Após a reversão americana do processo Roe x Wade, eu estava entre os defensores africanos da justiça de gênero que temiam um efeito dominó no continente. Isso não aconteceu. Entretanto, apesar de não termos visto nenhuma mudança nas leis para restringir ainda mais o acesso ao aborto, definitivamente a decisão dos Estados Unidos realimentou as narrativas anti-aborto.

A final de contas, muitas vezes as vozes e os esforços conservadores mais ativos na África estão intimamente ligados à extrema direita dos EUA e da Europa.

As grandes vitórias dos conservadores americanos na frente doméstica sem dúvida produzirão fundos para limitar o progresso em outros lugares, inclusive na África. No passado, conservadores americanos financiaram esforços no Malauí para dissuadir o parlamento nacional de ampliar as circunstâncias em que o aborto é permitido.

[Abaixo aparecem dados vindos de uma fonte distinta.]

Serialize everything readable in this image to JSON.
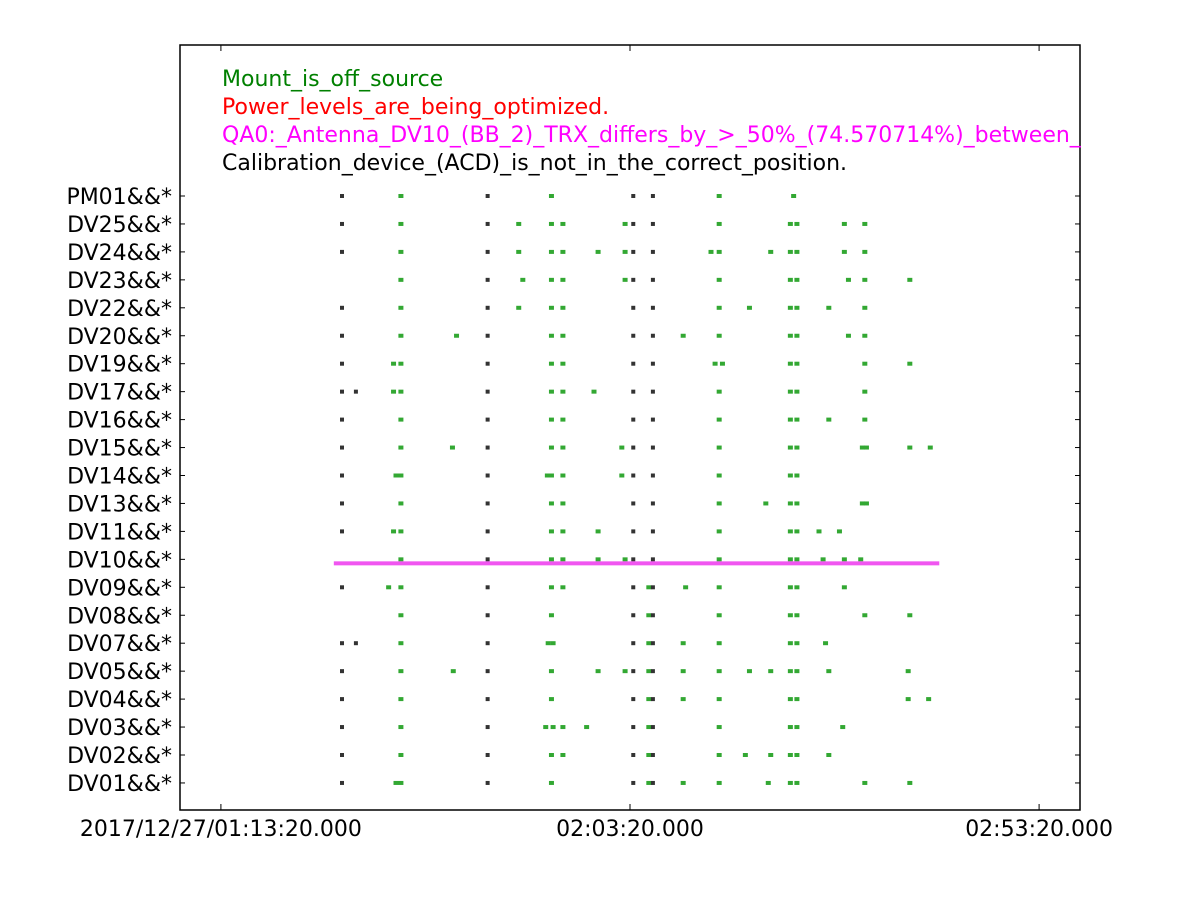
{
  "chart_data": {
    "type": "scatter",
    "title": "",
    "xlabel": "",
    "ylabel": "",
    "x_ticks": [
      "2017/12/27/01:13:20.000",
      "02:03:20.000",
      "02:53:20.000"
    ],
    "x_tick_minutes": [
      0,
      50,
      100
    ],
    "x_range_minutes": [
      -5,
      105
    ],
    "legend": [
      {
        "text": "Mount_is_off_source",
        "color": "#008000"
      },
      {
        "text": "Power_levels_are_being_optimized.",
        "color": "#ff0000"
      },
      {
        "text": "QA0:_Antenna_DV10_(BB_2)_TRX_differs_by_>_50%_(74.570714%)_between_",
        "color": "#ff00ff"
      },
      {
        "text": "Calibration_device_(ACD)_is_not_in_the_correct_position.",
        "color": "#000000"
      }
    ],
    "antennas": [
      "PM01&&*",
      "DV25&&*",
      "DV24&&*",
      "DV23&&*",
      "DV22&&*",
      "DV20&&*",
      "DV19&&*",
      "DV17&&*",
      "DV16&&*",
      "DV15&&*",
      "DV14&&*",
      "DV13&&*",
      "DV11&&*",
      "DV10&&*",
      "DV09&&*",
      "DV08&&*",
      "DV07&&*",
      "DV05&&*",
      "DV04&&*",
      "DV03&&*",
      "DV02&&*",
      "DV01&&*"
    ],
    "black_flags_minutes": {
      "PM01&&*": [
        14.8,
        32.6,
        50.4,
        52.8
      ],
      "DV25&&*": [
        14.8,
        32.6,
        50.4,
        52.8
      ],
      "DV24&&*": [
        14.8,
        32.6,
        50.4,
        52.8
      ],
      "DV23&&*": [
        32.6,
        50.4,
        52.8
      ],
      "DV22&&*": [
        14.8,
        32.6,
        50.4,
        52.8
      ],
      "DV20&&*": [
        14.8,
        32.6,
        50.4,
        52.8
      ],
      "DV19&&*": [
        14.8,
        32.6,
        50.4,
        52.8
      ],
      "DV17&&*": [
        14.8,
        16.5,
        32.6,
        50.4,
        52.8
      ],
      "DV16&&*": [
        14.8,
        32.6,
        50.4,
        52.8
      ],
      "DV15&&*": [
        14.8,
        32.6,
        50.4,
        52.8
      ],
      "DV14&&*": [
        14.8,
        32.6,
        50.4,
        52.8
      ],
      "DV13&&*": [
        14.8,
        32.6,
        50.4,
        52.8
      ],
      "DV11&&*": [
        14.8,
        32.6,
        50.4,
        52.8
      ],
      "DV10&&*": [
        32.6,
        50.4,
        52.8
      ],
      "DV09&&*": [
        14.8,
        32.6,
        50.4,
        52.8
      ],
      "DV08&&*": [
        32.6,
        50.4,
        52.8
      ],
      "DV07&&*": [
        14.8,
        16.5,
        32.6,
        50.4,
        52.8
      ],
      "DV05&&*": [
        14.8,
        32.6,
        50.4,
        52.8
      ],
      "DV04&&*": [
        14.8,
        32.6,
        50.4,
        52.8
      ],
      "DV03&&*": [
        14.8,
        32.6,
        50.4,
        52.8
      ],
      "DV02&&*": [
        14.8,
        32.6,
        50.4,
        52.8
      ],
      "DV01&&*": [
        14.8,
        32.6,
        50.4,
        52.8
      ]
    },
    "green_flags_minutes": {
      "PM01&&*": [
        22.0,
        40.4,
        60.9,
        70.0
      ],
      "DV25&&*": [
        22.0,
        36.4,
        40.4,
        41.8,
        49.4,
        60.9,
        69.6,
        70.4,
        76.2,
        78.7
      ],
      "DV24&&*": [
        22.0,
        36.4,
        40.4,
        41.8,
        46.1,
        49.4,
        59.9,
        60.9,
        67.2,
        69.6,
        70.4,
        76.2,
        78.7
      ],
      "DV23&&*": [
        22.0,
        36.9,
        40.4,
        41.8,
        49.4,
        60.9,
        69.6,
        70.4,
        76.7,
        78.7,
        84.2
      ],
      "DV22&&*": [
        22.0,
        36.4,
        40.4,
        41.8,
        60.9,
        64.6,
        69.6,
        70.4,
        74.3,
        78.7
      ],
      "DV20&&*": [
        22.0,
        28.8,
        40.4,
        41.8,
        56.5,
        60.9,
        69.6,
        70.4,
        76.7,
        78.7
      ],
      "DV19&&*": [
        21.1,
        22.0,
        40.4,
        41.8,
        60.4,
        61.3,
        69.6,
        70.4,
        78.7,
        84.2
      ],
      "DV17&&*": [
        21.1,
        22.0,
        40.4,
        41.8,
        45.6,
        60.9,
        69.6,
        70.4,
        78.7
      ],
      "DV16&&*": [
        22.0,
        40.4,
        41.8,
        60.9,
        69.6,
        70.4,
        74.3,
        78.7
      ],
      "DV15&&*": [
        22.0,
        28.3,
        40.4,
        41.8,
        49.0,
        60.9,
        69.6,
        70.4,
        78.4,
        78.9,
        84.2,
        86.7
      ],
      "DV14&&*": [
        21.4,
        22.0,
        39.9,
        40.4,
        41.8,
        49.0,
        60.9,
        69.6,
        70.4
      ],
      "DV13&&*": [
        22.0,
        40.4,
        41.8,
        60.9,
        66.6,
        69.6,
        70.4,
        78.4,
        78.9
      ],
      "DV11&&*": [
        21.1,
        22.0,
        40.4,
        41.8,
        46.1,
        60.9,
        69.6,
        70.4,
        73.1,
        75.6
      ],
      "DV10&&*": [
        22.0,
        40.4,
        41.8,
        46.1,
        49.4,
        60.9,
        69.6,
        70.4,
        73.6,
        76.2,
        78.2
      ],
      "DV09&&*": [
        20.5,
        22.0,
        40.4,
        41.8,
        52.3,
        56.8,
        60.9,
        69.6,
        70.4,
        76.2
      ],
      "DV08&&*": [
        22.0,
        40.4,
        52.3,
        60.9,
        69.6,
        70.4,
        78.7,
        84.2
      ],
      "DV07&&*": [
        22.0,
        40.0,
        40.6,
        52.3,
        56.5,
        60.9,
        69.6,
        70.4,
        73.9
      ],
      "DV05&&*": [
        22.0,
        28.4,
        40.4,
        46.1,
        49.4,
        52.3,
        56.5,
        60.9,
        64.6,
        67.2,
        69.6,
        70.4,
        74.3,
        84.0
      ],
      "DV04&&*": [
        22.0,
        40.4,
        52.3,
        56.5,
        60.9,
        69.6,
        70.4,
        84.0,
        86.5
      ],
      "DV03&&*": [
        22.0,
        39.7,
        40.6,
        41.8,
        44.7,
        52.3,
        60.9,
        69.6,
        70.4,
        76.0
      ],
      "DV02&&*": [
        22.0,
        40.4,
        41.8,
        52.3,
        60.9,
        64.1,
        67.2,
        69.6,
        70.4,
        74.3
      ],
      "DV01&&*": [
        21.4,
        22.0,
        40.4,
        52.3,
        56.5,
        60.9,
        66.9,
        69.6,
        70.4,
        78.7,
        84.2
      ]
    },
    "magenta_band": {
      "antenna": "DV10&&*",
      "x_start_minutes": 13.8,
      "x_end_minutes": 87.8
    }
  }
}
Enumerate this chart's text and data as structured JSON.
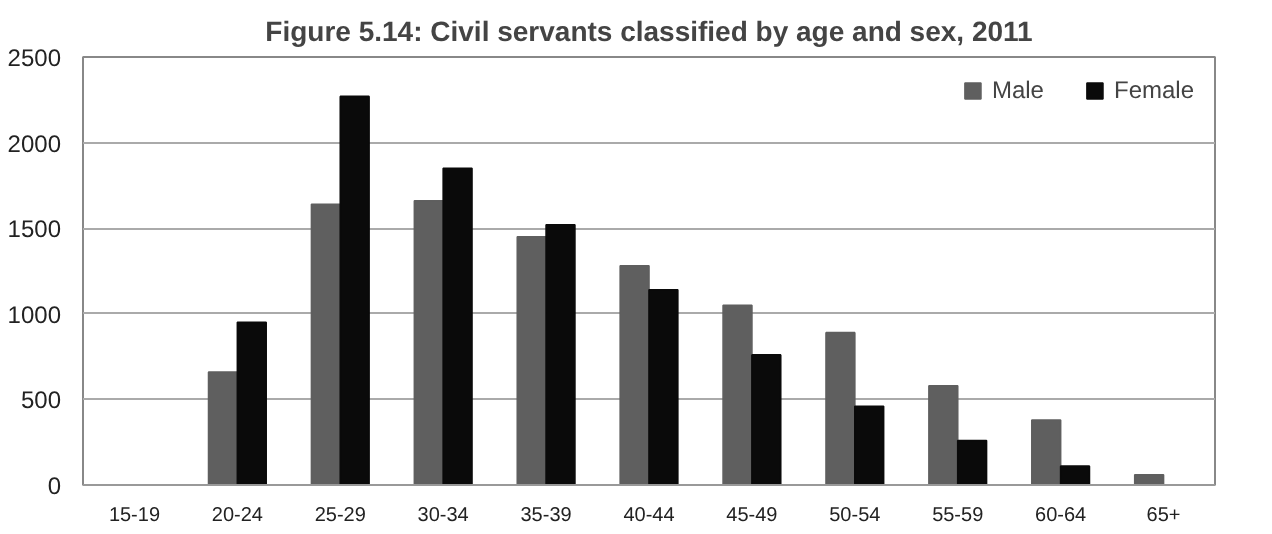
{
  "chart_data": {
    "type": "bar",
    "title": "Figure 5.14: Civil servants classified by age and sex, 2011",
    "categories": [
      "15-19",
      "20-24",
      "25-29",
      "30-34",
      "35-39",
      "40-44",
      "45-49",
      "50-54",
      "55-59",
      "60-64",
      "65+"
    ],
    "series": [
      {
        "name": "Male",
        "color": "#5f5f5f",
        "values": [
          0,
          660,
          1640,
          1660,
          1450,
          1280,
          1050,
          890,
          580,
          380,
          60
        ]
      },
      {
        "name": "Female",
        "color": "#0a0a0a",
        "values": [
          0,
          950,
          2270,
          1850,
          1520,
          1140,
          760,
          460,
          260,
          110,
          0
        ]
      }
    ],
    "ylim": [
      0,
      2500
    ],
    "yticks": [
      0,
      500,
      1000,
      1500,
      2000,
      2500
    ],
    "grid": "y",
    "legend": "top right"
  }
}
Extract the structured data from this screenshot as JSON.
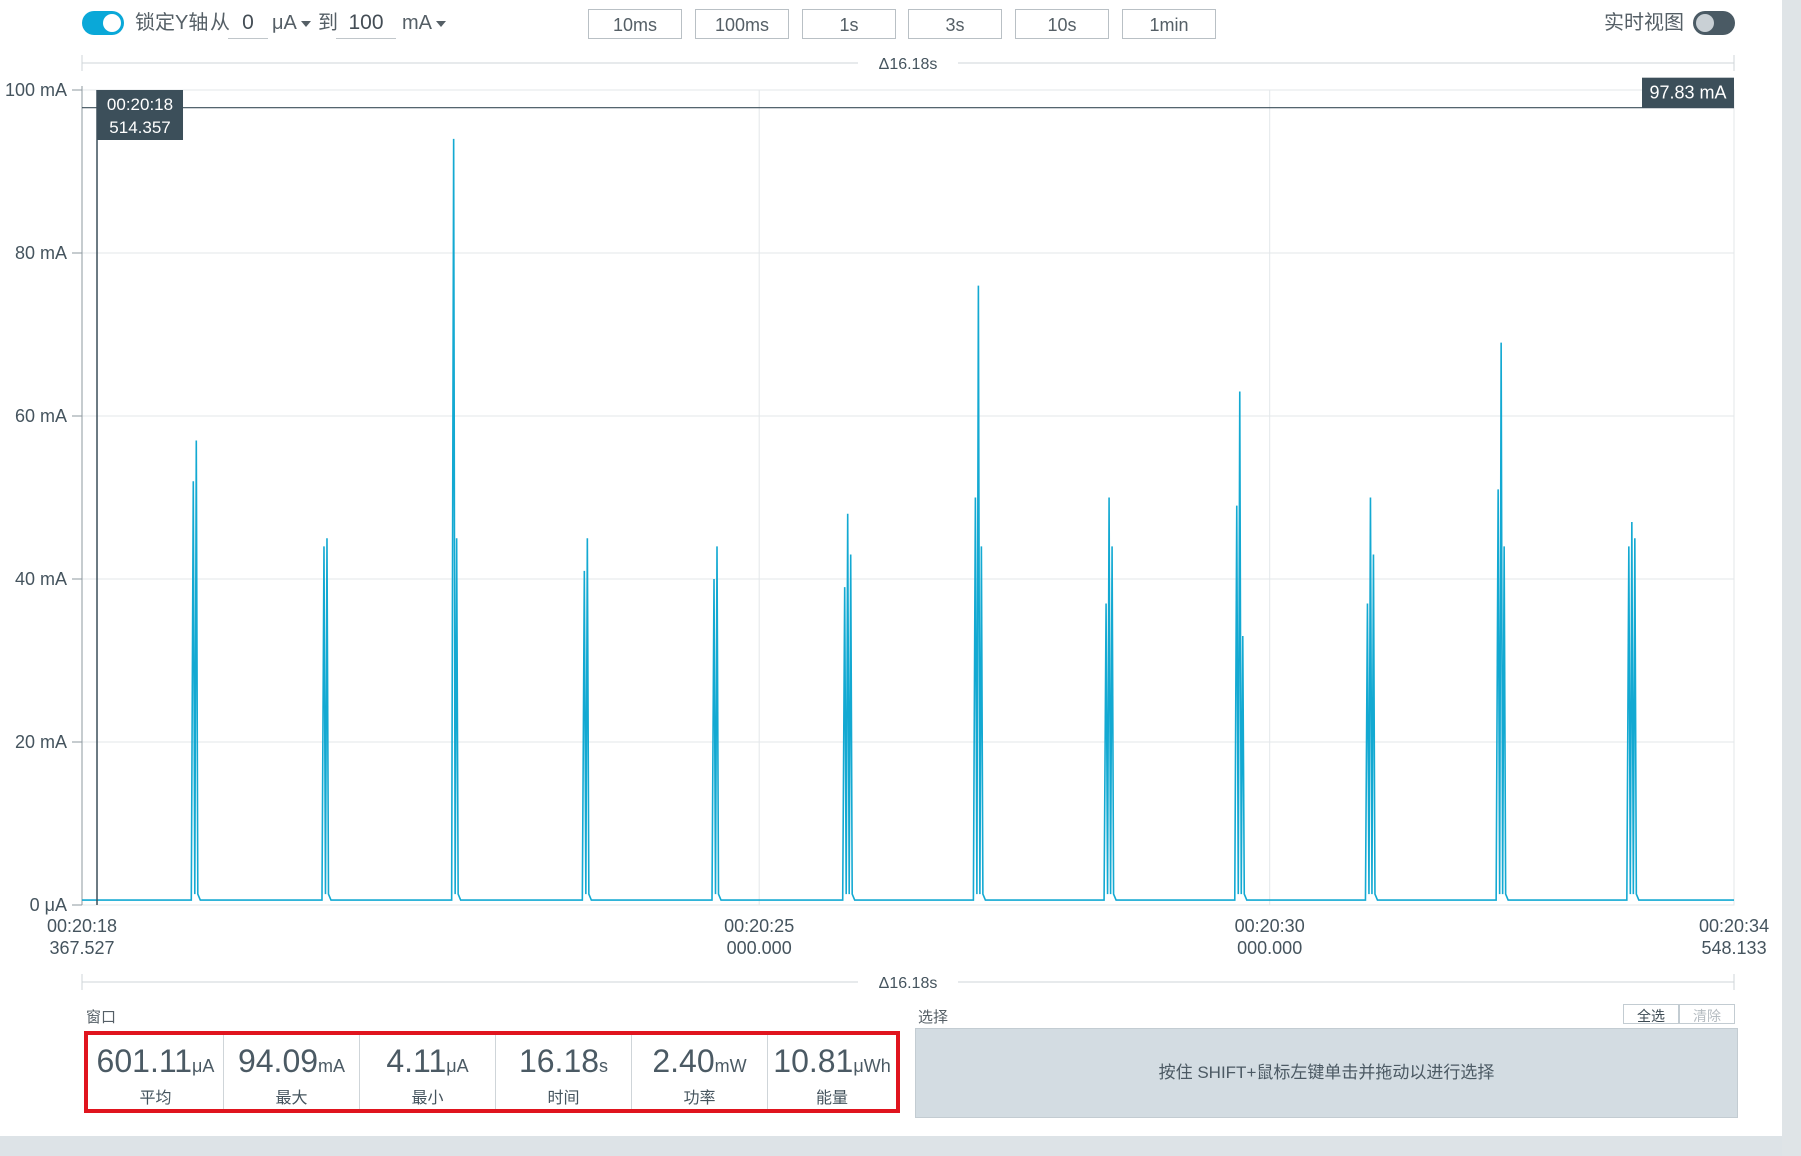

Antecipando 2023 e além, os movimentos feministas da África terão que reinvestir na defesa da autonomia corporal, de acordo com o Protocolo de Maputo. Adotado pela União Africana em 2003, este tratado obriga os países a legalizar o aborto medicamentoso nos casos de agressão sexual, estupro, incesto, e quando a gravidez põe em perigo a saúde ou a vida da mãe, ou quando o feto não é viável. Mas a guerra ideológica vai além do controle dos corpos grávidos.

recém-eleito presidente do Quênia, William Ruto, é uma figura controversa que se autodenominou nacionalista cristão e se pronunciou contra a homossexualidade. A sua primeira medida administrativa limitou o reconhecimento da família aos casais heterossexuais. Esta política tem sido uma prioridade para os movimentos conservadores ocidentais ativos no Quênia, como o CitizenGo da Espanha.

Estes movimentos e seus poderosos aliados buscam manter um entendimento colonial da família na África, sobrepondo-se às definições locais mais amplas do que é a família. De fato, as noções ocidentais conservadoras chocam com as realidades africanas modernas. Cada vez mais surgem diferentes formas de família por todo o continente, com lares chefiados por mulheres solteiras ou crianças, ou lares comunitários de pessoas queer, rejeitadas por suas famílias de origem.

As formas emergentes de famílias requerem movimentos feministas para seguir lutando para serem igualmente reconhecidas e protegidas perante a lei. Isto ocorre principalmente porque os movimentos conservadores tentarão fazer pender a balança contra elas.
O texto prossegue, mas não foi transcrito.